OCR Parsing Errors

ocr
issues

#1

OCR is unable to correctly parse text from a Microsoft Remote Desktop Connection window. Specifically, the OCR result yields the following issues:

  1. Spurious leading characters that can be removed using Substring action (reported earlier)
  2. Adds blank characters within the text string
  3. Converts the ‘.l’ (period - l) sequence to “J”

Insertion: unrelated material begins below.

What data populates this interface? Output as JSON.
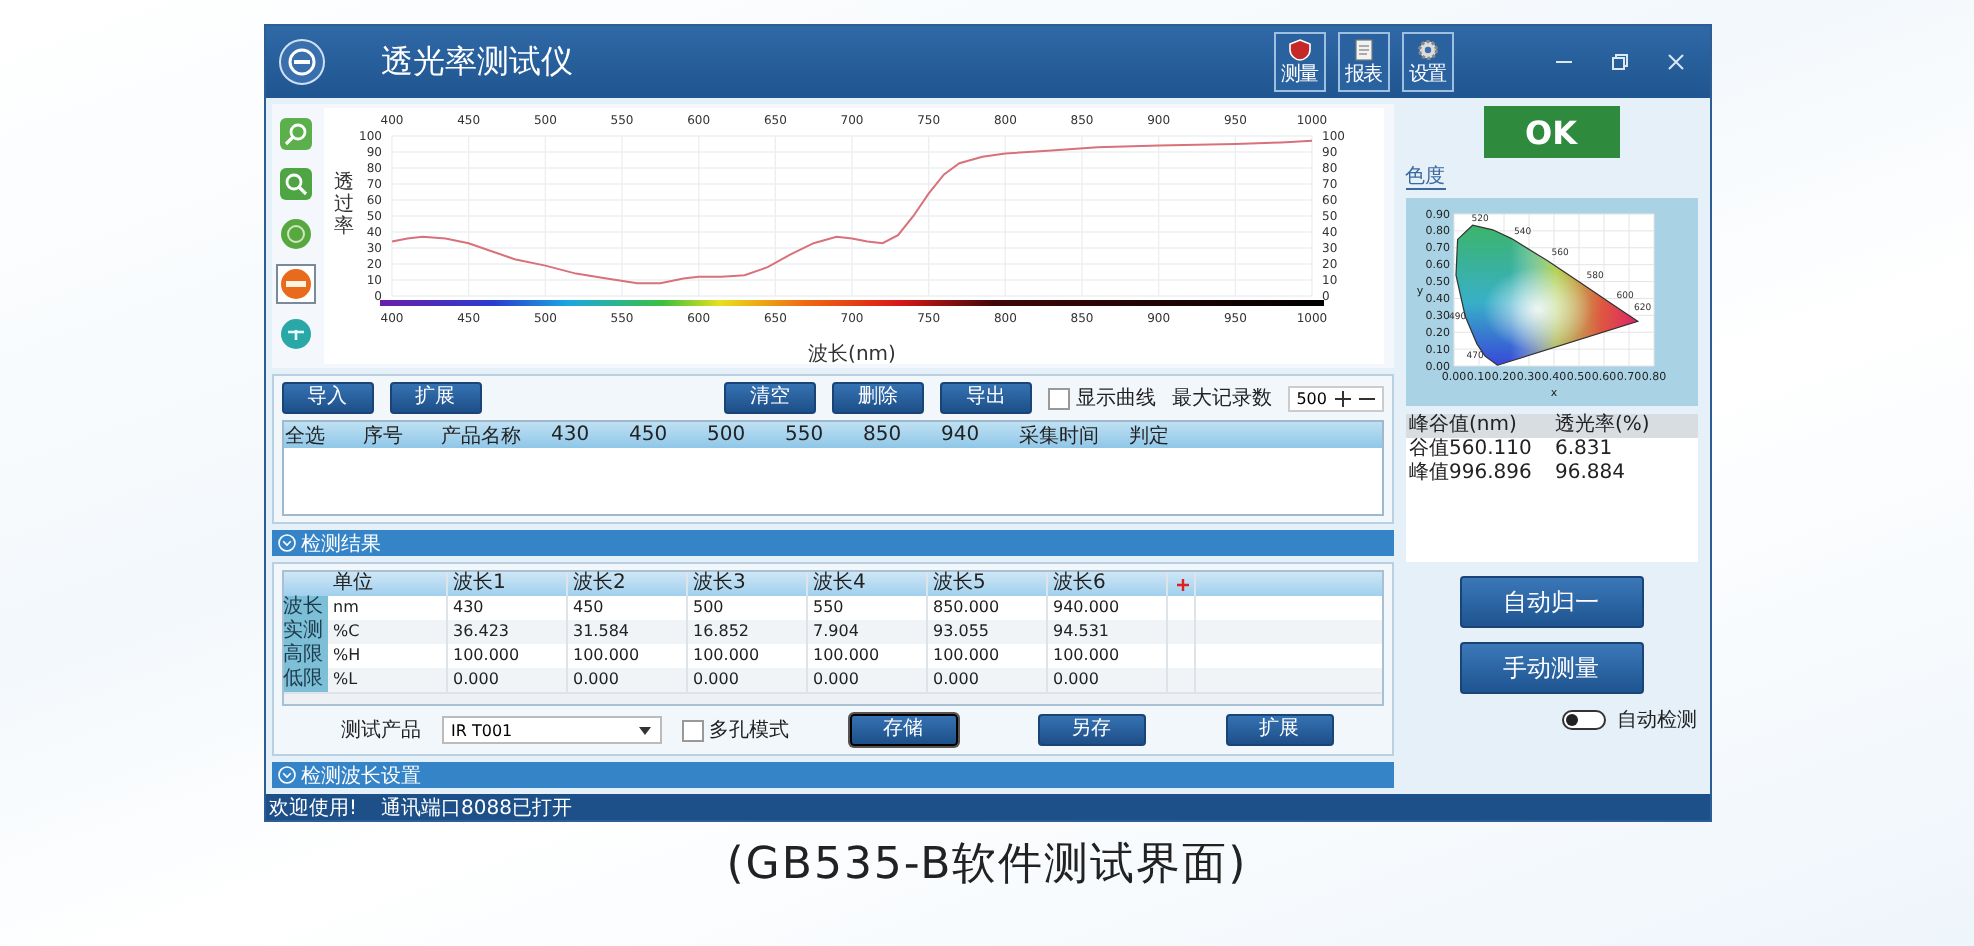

Please see uploaded screenshot for reference. I have adjusted the Capture Region, but have consistently received the same result. Please advise on how I can improve the accuracy of OCR parsing results.


#2

Hi David,

  1. We had a bug when OCR added junk symbols before the result, it has been fixed for RPA Express 2.0 release.
  2. Could you check if there are spaces between these characters when you type to OCR result to notepad or some other application?
  3. Yes, there are sometimes such issues when the text is small or the quality of the image with the text is not very good. There is hardly anything you can do it such case now. We have plans to improve the OCR component later this year, but it is hard to provide any timeframe yet.

#3

Alesia, Thanks for the updates regarding this issue.
I was able to consistently remove the junk symbols using the Substring action and always pulling the 2nd through last character in the string - will have to remove those entries after the upgrade to RPA-E 2.0

Regarding your second question, I did a character by character check and indeed verified that there were extra spaces inserted into the OCR output.

I also determined that, in this case, if I reduced the extracted text area to the essential portion of the line of text, I could get a consistent OCR read. In another scan, I was experiencing the number ‘8’ being translated as ‘B’ - it has not been consistent though. Looking forward to the improvements coming later this year.


#4

Thank you, David. We will look into the issue with extra spaces.


closed #7